11. Your Rights (GDPR)
As a data subject, you have the following rights under GDPR, which you may exercise at any time by contacting info@hirenote.app:
| Right | What it means |
|---|---|
| Access (Art. 15) | Request a copy of the personal data we hold about you |
| Rectification (Art. 16) | Request correction of inaccurate or incomplete data |
| Erasure (Art. 17) | Request deletion of your personal data |
| Restriction (Art. 18) | Request that we limit how we use your data |
| Portability (Art. 20) | Receive your data in a structured, machine-readable format |
| Objection (Art. 21) | Object to processing based on legitimate interests |
We will respond to all requests within 30 days. In complex cases, we may extend this by a further 60 days and will notify you accordingly.
12. Security
We implement appropriate technical and organisational measures to protect personal data against unauthorised access, disclosure, alteration, or destruction. These include:
- TLS encryption for all data in transit.
- Encryption at rest for stored data.
- Access controls restricted to authorised personnel only.
- Regular review of security practices.
13. Cookies
HireNote uses cookies and similar technologies in the following categories:
- Necessary: authentication and session management (Supabase). These cookies are always active and are required for the Service to function.
- Analytics: traffic analysis tools such as Google Analytics. Active only with your consent.
- Marketing: advertising platforms including Google Ads, Meta, TikTok, and LinkedIn. Active only with your consent.
- Functional: user preferences and settings. Active only with your consent.
When you first visit HireNote, a cookie consent banner allows you to accept all cookies, reject non-essential cookies, or customize your preferences by category. Non-essential cookies are not set until you grant consent.
You can change your cookie preferences at any time by clearing your browser cookies or contacting info@hirenote.app.
14. Changes to This Policy
We will notify registered Users by email at least 14 days before any material changes to this Privacy Policy take effect. Continued use of the Service after the effective date constitutes acceptance of the updated policy.

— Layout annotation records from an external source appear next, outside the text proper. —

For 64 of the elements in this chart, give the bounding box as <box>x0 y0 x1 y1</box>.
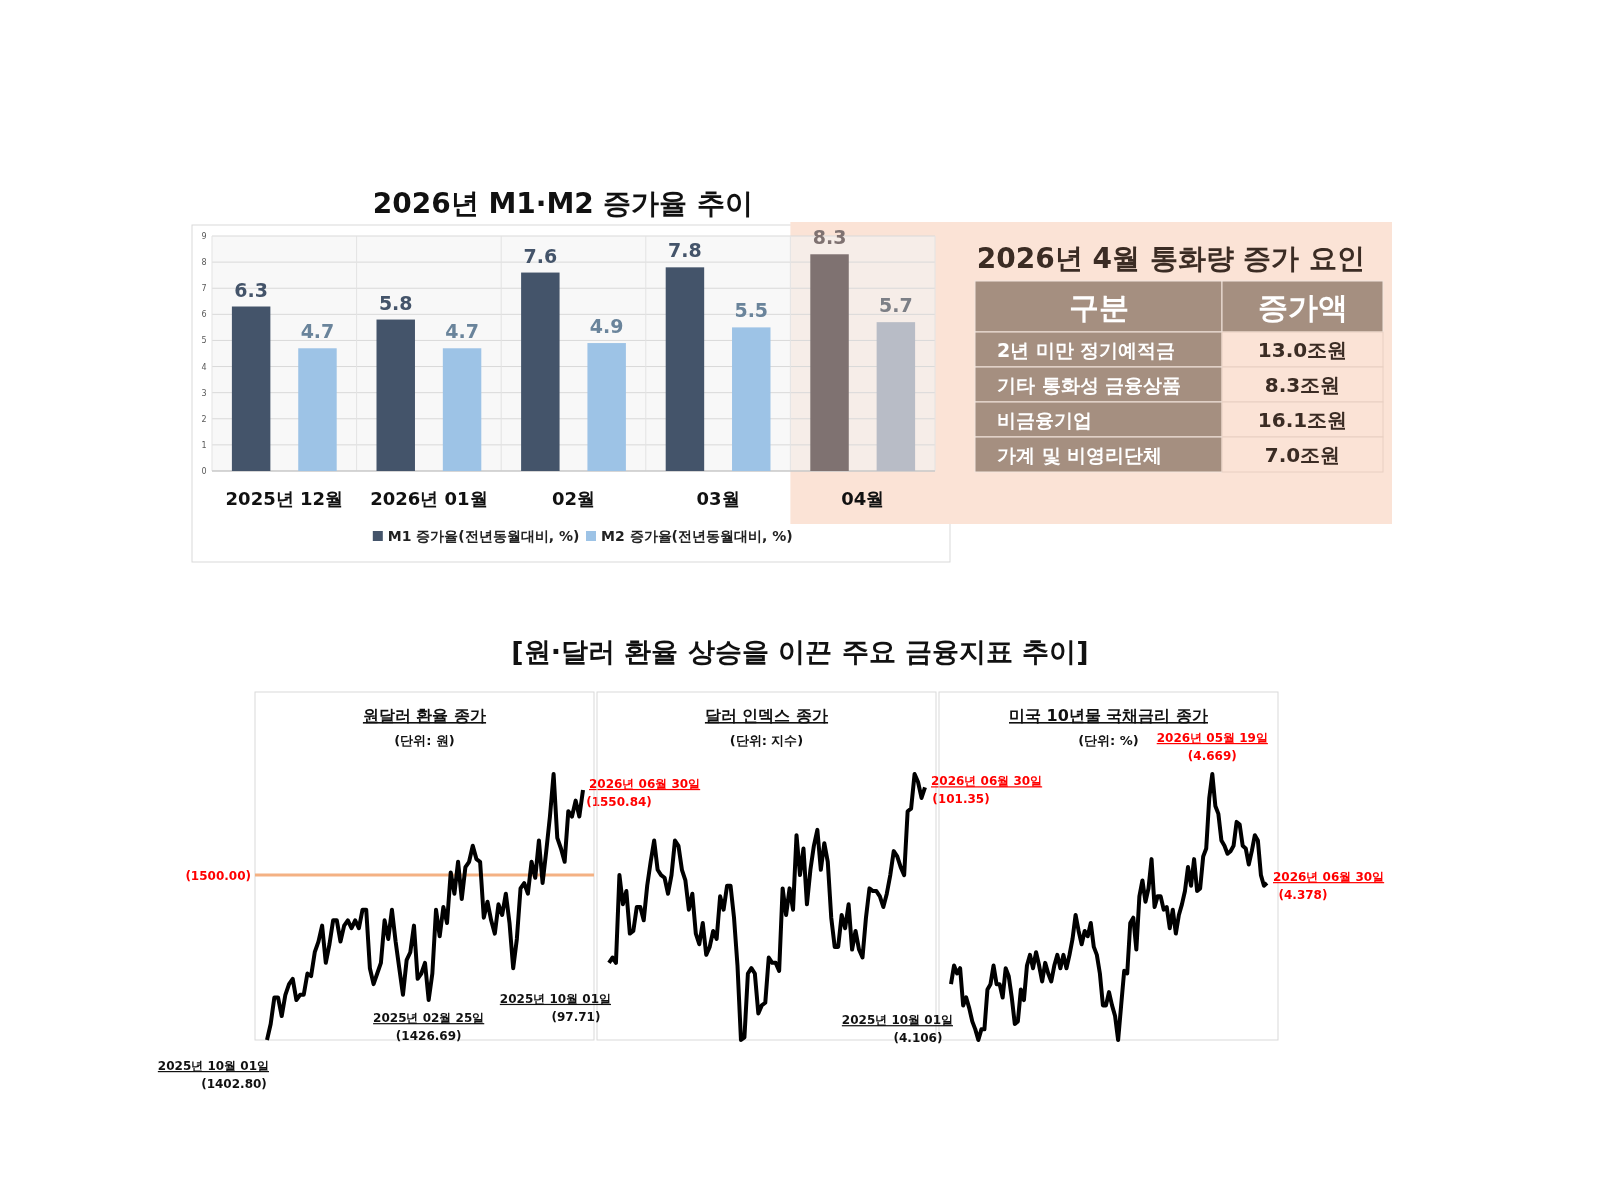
chart-subtitle: (단위: 지수) <box>729 733 804 748</box>
category-label: 가계 및 비영리단체 <box>997 444 1163 466</box>
category-label: 비금융기업 <box>997 409 1092 431</box>
data-label: 6.3 <box>234 278 268 301</box>
bar <box>810 254 849 471</box>
y-tick-label: 3 <box>201 388 207 398</box>
chart-subtitle: (단위: 원) <box>394 733 455 748</box>
legend-label: M2 증가율(전년동월대비, %) <box>601 528 793 544</box>
text: 증가액 <box>1257 290 1348 325</box>
text: 7.0조원 <box>1264 443 1341 467</box>
text: 2026년 4월 통화량 증가 요인 <box>976 242 1366 275</box>
data-label: 5.7 <box>879 294 913 317</box>
annotation: 2026년 06월 30일 (1550.84) <box>586 776 701 809</box>
y-tick-label: 0 <box>201 467 207 476</box>
text: 2026년 06월 30일 (4.378) <box>1273 870 1385 903</box>
y-tick-label: 4 <box>201 362 207 372</box>
bar <box>298 348 337 471</box>
y-tick-label: 1 <box>201 440 207 450</box>
bar <box>231 306 271 471</box>
bar <box>442 348 482 471</box>
text: [원·달러 환율 상승을 이끈 주요 금융지표 추이] <box>511 636 1089 667</box>
data-label: 4.7 <box>300 320 335 343</box>
bar <box>665 267 705 471</box>
category-label: 기타 통화성 금융상품 <box>997 374 1182 396</box>
category-label: 2년 미만 정기예적금 <box>997 339 1176 361</box>
data-label: 5.8 <box>378 291 413 314</box>
y-tick-label: 6 <box>201 310 207 320</box>
chart-title: 미국 10년물 국채금리 종가 <box>1009 706 1208 725</box>
chart-title: 원달러 환율 종가 <box>362 706 487 725</box>
bar <box>521 272 560 471</box>
chart-title: 달러 인덱스 종가 <box>704 706 829 725</box>
bar <box>732 327 771 471</box>
data-label: 5.5 <box>734 299 769 322</box>
y-tick-label: 2 <box>201 414 207 424</box>
chart-subtitle: (단위: %) <box>1078 733 1139 748</box>
text: 2026년 05월 19일 (4.669) <box>1156 731 1268 763</box>
data-label: 8.3 <box>812 226 847 249</box>
x-tick-label: 04월 <box>841 488 885 509</box>
text: (1500.00) <box>185 869 251 884</box>
bar <box>587 343 626 471</box>
y-tick-label: 5 <box>201 336 207 346</box>
data-label: 4.7 <box>445 320 479 343</box>
text: 구분 <box>1068 290 1129 325</box>
y-tick-label: 9 <box>201 232 207 241</box>
x-tick-label: 03월 <box>696 488 740 509</box>
x-tick-label: 02월 <box>551 488 596 509</box>
y-tick-label: 7 <box>201 284 207 294</box>
annotation: 2025년 10월 01일 (97.71) <box>499 991 611 1024</box>
data-label: 7.6 <box>523 244 558 267</box>
annotation: 2025년 10월 01일 (4.106) <box>841 1013 953 1046</box>
data-label: 7.8 <box>668 239 702 262</box>
bar <box>376 319 415 471</box>
text: 2025년 10월 01일 (1402.80) <box>157 1059 269 1091</box>
x-tick-label: 2025년 12월 <box>225 488 344 509</box>
text: 13.0조원 <box>1257 338 1348 362</box>
annotation: 2026년 06월 30일 (101.35) <box>931 774 1043 807</box>
legend-label: M1 증가율(전년동월대비, %) <box>387 528 580 544</box>
text: 16.1조원 <box>1257 408 1348 432</box>
annotation: 2025년 02월 25일 (1426.69) <box>373 1011 485 1044</box>
x-tick-label: 2026년 01월 <box>370 488 488 509</box>
text: 8.3조원 <box>1264 373 1341 397</box>
data-label: 4.9 <box>589 315 624 338</box>
chart-title: 2026년 M1·M2 증가율 추이 <box>372 187 754 220</box>
y-tick-label: 8 <box>201 258 207 268</box>
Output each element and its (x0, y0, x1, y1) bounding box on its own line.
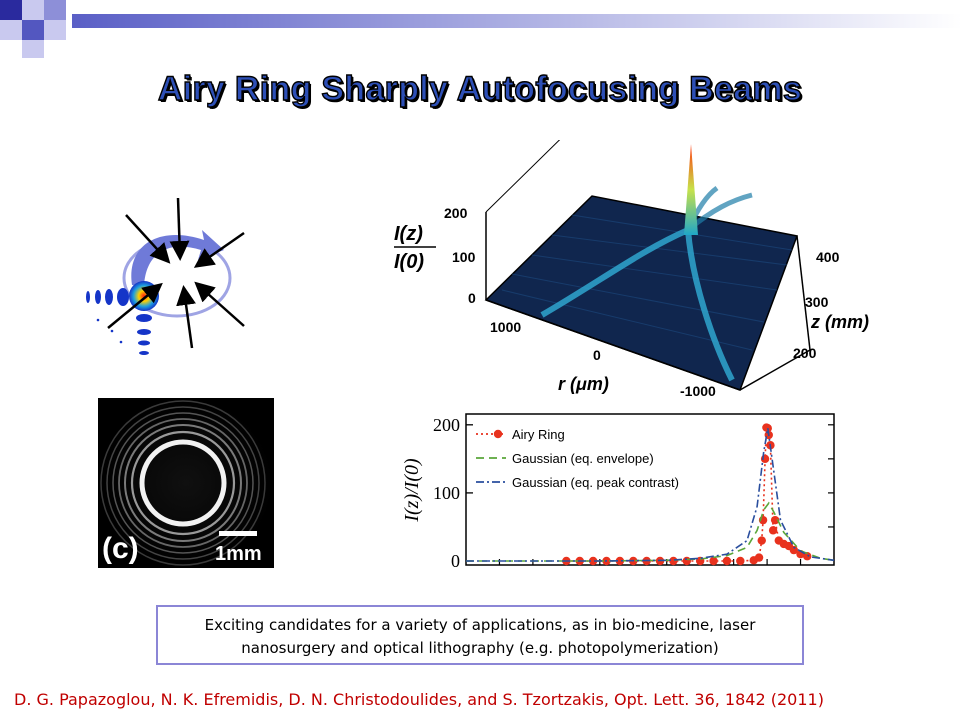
data-point (754, 553, 764, 562)
data-point (736, 556, 745, 566)
vertical-tick-label: 0 (468, 290, 476, 306)
r-axis-label: r (μm) (558, 374, 609, 394)
legend-marker (493, 429, 503, 439)
data-point (757, 536, 766, 545)
z-tick-label: 200 (793, 345, 817, 361)
y-tick-label: 100 (433, 483, 460, 503)
arrow-icon (169, 197, 190, 261)
data-point (588, 556, 598, 566)
airy-ring-photo: (c) 1mm (98, 398, 274, 568)
caption-line: Exciting candidates for a variety of app… (204, 616, 756, 634)
r-tick-label: 1000 (490, 319, 521, 335)
legend-label: Gaussian (eq. envelope) (512, 451, 654, 466)
data-point (770, 515, 780, 525)
data-point (709, 556, 718, 566)
y-tick-label: 200 (433, 415, 460, 435)
data-point (789, 545, 799, 555)
arrow-icon (107, 282, 163, 329)
y-axis-label: I(z)/I(0) (401, 458, 423, 523)
r-tick-label: -1000 (680, 383, 716, 399)
autofocus-schematic (86, 197, 245, 355)
z-tick-label: 400 (816, 249, 840, 265)
series-line (466, 501, 835, 562)
data-point (615, 556, 625, 566)
plot-frame (465, 413, 835, 566)
z-axis-label: z (mm) (810, 312, 869, 332)
z-tick-label: 300 (805, 294, 829, 310)
caption-box: Exciting candidates for a variety of app… (156, 605, 804, 665)
legend-label: Gaussian (eq. peak contrast) (512, 475, 679, 490)
vertical-tick-label: 200 (444, 205, 468, 221)
vertical-axis-label-numerator: I(z) (394, 223, 423, 245)
arrow-icon (125, 214, 171, 264)
legend-label: Airy Ring (512, 427, 565, 442)
data-point (803, 552, 812, 561)
surface-plot: I(z) I(0) 200 100 0 1000 0 -1000 r (μm) … (394, 140, 869, 399)
data-point (768, 526, 778, 535)
data-point (669, 556, 678, 566)
scale-label: 1mm (215, 543, 262, 565)
decorative-header-bar (0, 0, 960, 58)
scale-bar (219, 531, 257, 536)
series-line (466, 428, 835, 562)
panel-label: (c) (102, 532, 139, 565)
caption-line: nanosurgery and optical lithography (e.g… (241, 639, 719, 657)
reference-citation: D. G. Papazoglou, N. K. Efremidis, D. N.… (14, 690, 824, 709)
arrow-icon (193, 231, 245, 268)
intensity-line-chart: I(z)/I(0) 0 100 200 Airy Ring Gaussian (eq.… (401, 413, 835, 571)
y-tick-label: 0 (451, 551, 460, 571)
vertical-axis-label-denominator: I(0) (394, 251, 424, 273)
r-tick-label: 0 (593, 347, 601, 363)
data-point (722, 556, 732, 566)
data-point (682, 556, 691, 566)
arrow-icon (176, 285, 196, 349)
slide-title: Airy Ring Sharply Autofocusing Beams (157, 69, 803, 108)
arrow-icon (194, 281, 245, 327)
vertical-tick-label: 100 (452, 249, 476, 265)
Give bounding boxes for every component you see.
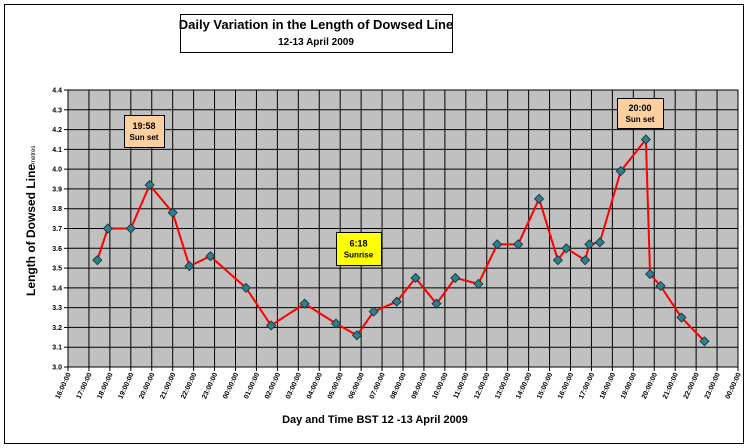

15. Contact and Complaints
For any privacy-related questions or to exercise your rights:
Email: info@hirenote.app
You have the right to lodge a complaint with the Czech Data Protection Authority:
Úřad pro ochranu osobních údajů (ÚOOÚ)
Website: uoou.cz
Address: Pplk. Sochora 27, 170 00 Praha 7
If you are located in another EU member state, you may also contact your local supervisory authority.